Not surprisingly, it actually seems pretty black and white with Taleb. He's worried about hyperinflation (not regular old run of he mill inflation-inflation, mind you). And he thinks that the only way to fix the financial system to treat government like cancer — in the video above, which I picked up from the Paul campaign's website, he refers to "metastatic" government at least twice. Taleb is himself a cancer survivor, so you can understand his metaphor in that light. But there are plenty of other people who are making this argument. That said, they don't have Taleb's intellectual heft.

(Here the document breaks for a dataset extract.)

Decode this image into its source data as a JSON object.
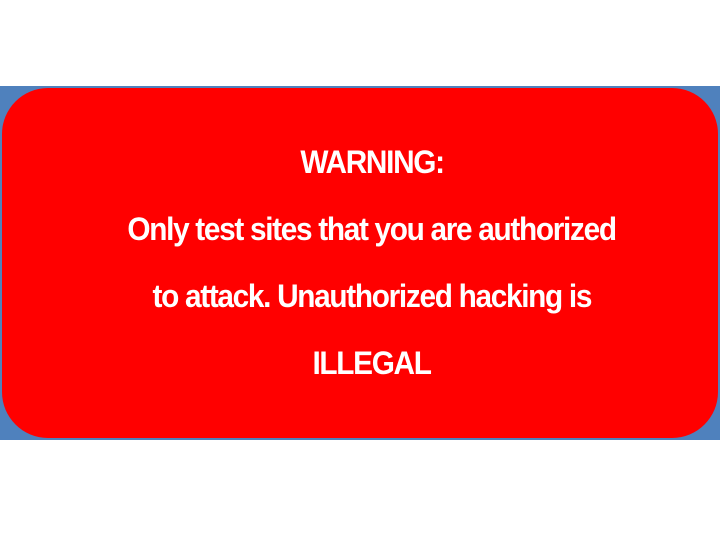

Paul has actually managed to attract several pretty smart guys to his campaign. In addition to Taleb, who says that he's left his library to throw his support behind the GOP congressman from Texas, Paul is allied with Mark Spitznagel, an L.A.-based hedge-fund founder and Taleb protege. What they all share is a belief in...well, the possibility of disaster. Taleb and Spitznagle have both been involved with "black swan" investment funds, which bet big on totally unexpected events. Both men have gotten rich off this strategy.

Paul, meanwhile, has a multi-million-dollar investment portfolio that one investment advisor described to the Wall Street Journal as "half-step away from a cellar-full of canned goods and nine-millimeter rounds." In other words, a the portfolio of a guy who's expecting...a black swan event!

The interesting thing about Paul is that, post-financial crisis, his once-fringe views have found a much bigger audience. Taleb makes the very useful point that Paul's message, debatable though it may be, appeals to young people who might have voted for Obama in the last election. Youthful Obaman idealists have become youthful Paulist pessimists.